Thursday, February 5, 2009

TEARIN UP MY HEART AND SOUL...


Trying my hardest to really get started on my papers, but I am just NOT focused. And people wonder why I do my shit last minute because when I do try to get things done early my head is just not HERE! This is what frustrates me most about school. You know what you have to do but you just can't get it done in a stress-free way, I always end up stressed as fuck but in the end it does get done.


As I attempt to write about the role of racism in the exploitation of people of African descent I am bombarded with questions of what the future holds. Although I still have a year- two years left of college (depending on if I want to stay an extra year), it feels like these three years have passed by so fast and I hate the feeling of growing up. I always wanted to be older and start my life as an independent woman with a career and possibly a family in the future future, but now it just seems too fast! When I was younger, I planned on graduating, having a career, and getting married by the age of 26...being 21 now, all of those things seems impossible, and honestly, I don't think I want any of that. I have yet to live my life, I don't want to start working and I definitely do not want to elope ANYTIME soon. All I want to do right now is be carefree and travel and experience new things.
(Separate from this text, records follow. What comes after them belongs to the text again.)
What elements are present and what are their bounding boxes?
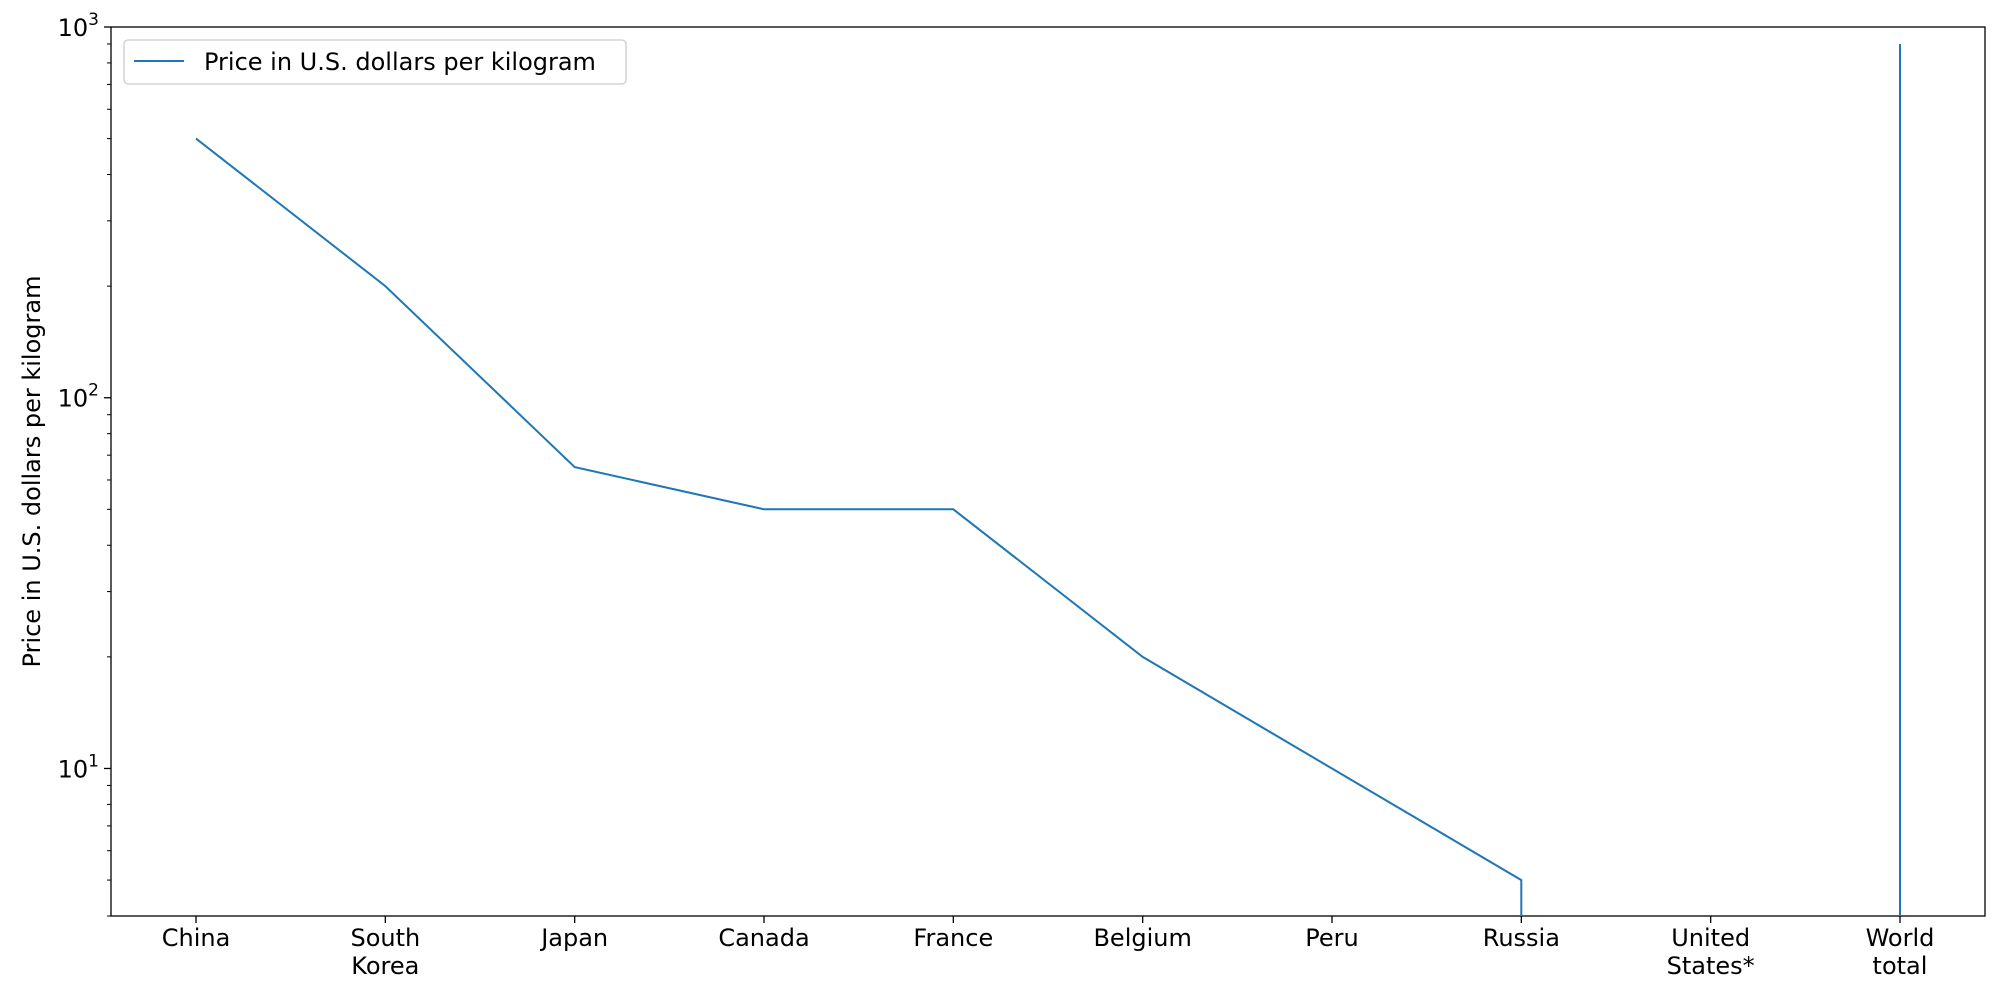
legend-box: [123, 39, 627, 85]
x-ticks: China South Korea Japan Canada France Belgium P…: [162, 916, 1935, 980]
x-tick-label: United States*: [1667, 924, 1755, 980]
series-line: [195, 137, 1523, 916]
x-tick-label: Canada: [718, 924, 809, 952]
x-tick-label: Russia: [1483, 924, 1560, 952]
plot-area: 101 102 103 China South Korea Japan Canada Fran…: [58, 10, 1986, 980]
x-tick-label: Belgium: [1093, 924, 1191, 952]
y-tick-label: 103: [58, 10, 99, 42]
y-tick-label: 102: [58, 381, 99, 413]
x-tick-label: South Korea: [350, 924, 420, 980]
x-tick-label: China: [162, 924, 231, 952]
plot-frame: [110, 26, 1986, 917]
y-major-ticks: 101 102 103: [58, 10, 111, 783]
x-tick-label: Japan: [539, 924, 608, 952]
legend-label: Price in U.S. dollars per kilogram: [204, 48, 596, 76]
x-tick-label: France: [913, 924, 993, 952]
y-minor-ticks: [107, 43, 111, 917]
y-axis-label: Price in U.S. dollars per kilogram: [18, 276, 46, 668]
series-lines: [195, 44, 1901, 916]
x-tick-label: World total: [1866, 924, 1935, 980]
y-tick-label: 101: [58, 751, 99, 783]
x-tick-label: Peru: [1305, 924, 1358, 952]
legend: Price in U.S. dollars per kilogram: [123, 39, 627, 85]
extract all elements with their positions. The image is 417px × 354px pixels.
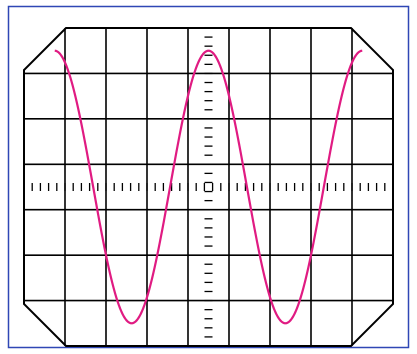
sine-waveform	[54, 49, 363, 325]
graticule-grid	[24, 28, 393, 346]
figure-border	[7, 5, 410, 349]
center-axis-ticks	[31, 36, 386, 338]
screen-outline	[23, 27, 394, 347]
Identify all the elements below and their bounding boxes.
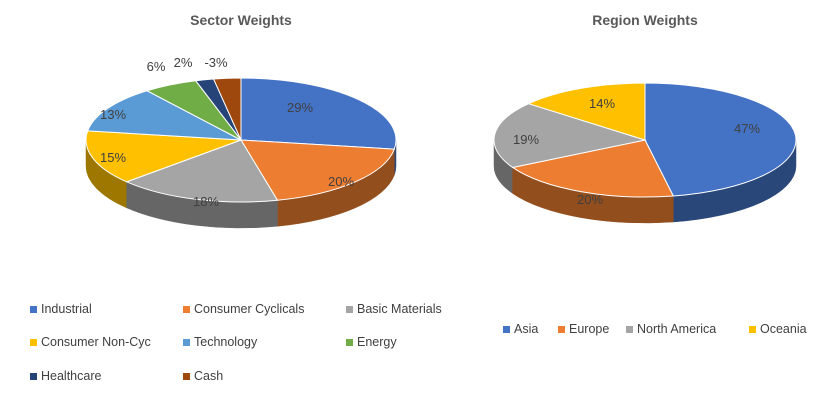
sector-slice-basic-materials [125, 139, 279, 203]
sector-legend-consumer-non-cyc: Consumer Non-Cyc [41, 335, 151, 349]
sector-legend-technology: Technology [194, 335, 258, 349]
sector-label-consumer-cyclicals: 20% [328, 174, 354, 189]
region-legend-swatch-asia [503, 326, 510, 333]
sector-slice-technology [86, 90, 242, 141]
sector-legend-industrial: Industrial [41, 302, 92, 316]
sector-legend-energy: Energy [357, 335, 397, 349]
region-legend: Asia Europe North America Oceania [503, 322, 807, 336]
region-slice-north-america [493, 103, 647, 168]
region-legend-oceania: Oceania [760, 322, 807, 336]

Growing through life experiences is way more important to me than actually making a lot of money or even graduating. The more I look into it, and the more I learn about myself, I see how much more I learn about myself and the world by traveling. Even though I haven't been many places, I have seen a lot of Turkey (the good and bad) and I have been to Mali, Africa, which I think was one of the MOST amazing experiences of my life. It is something I will NEVER forget because I not only learned about the people and culture but I learned about myself and most importantly, I learned, being happy is what I should strive for, above everything else.

The picture above describes what I felt about my trip and the true essence of the Malian culture and its people. Despite having nothing in the eyes of Americans and most economically stable countries, these people had way more than anyone else in the world. Their love for life is what kept them going and yeah they really did not know if they were going to put food on the table tomorrow, the fact that they were alive at that moment and full at that moment mattered to them. I definitely want to go back again and see the progression of the village that I helped build a school for. I would love to see the people that I saw exactly four years ago.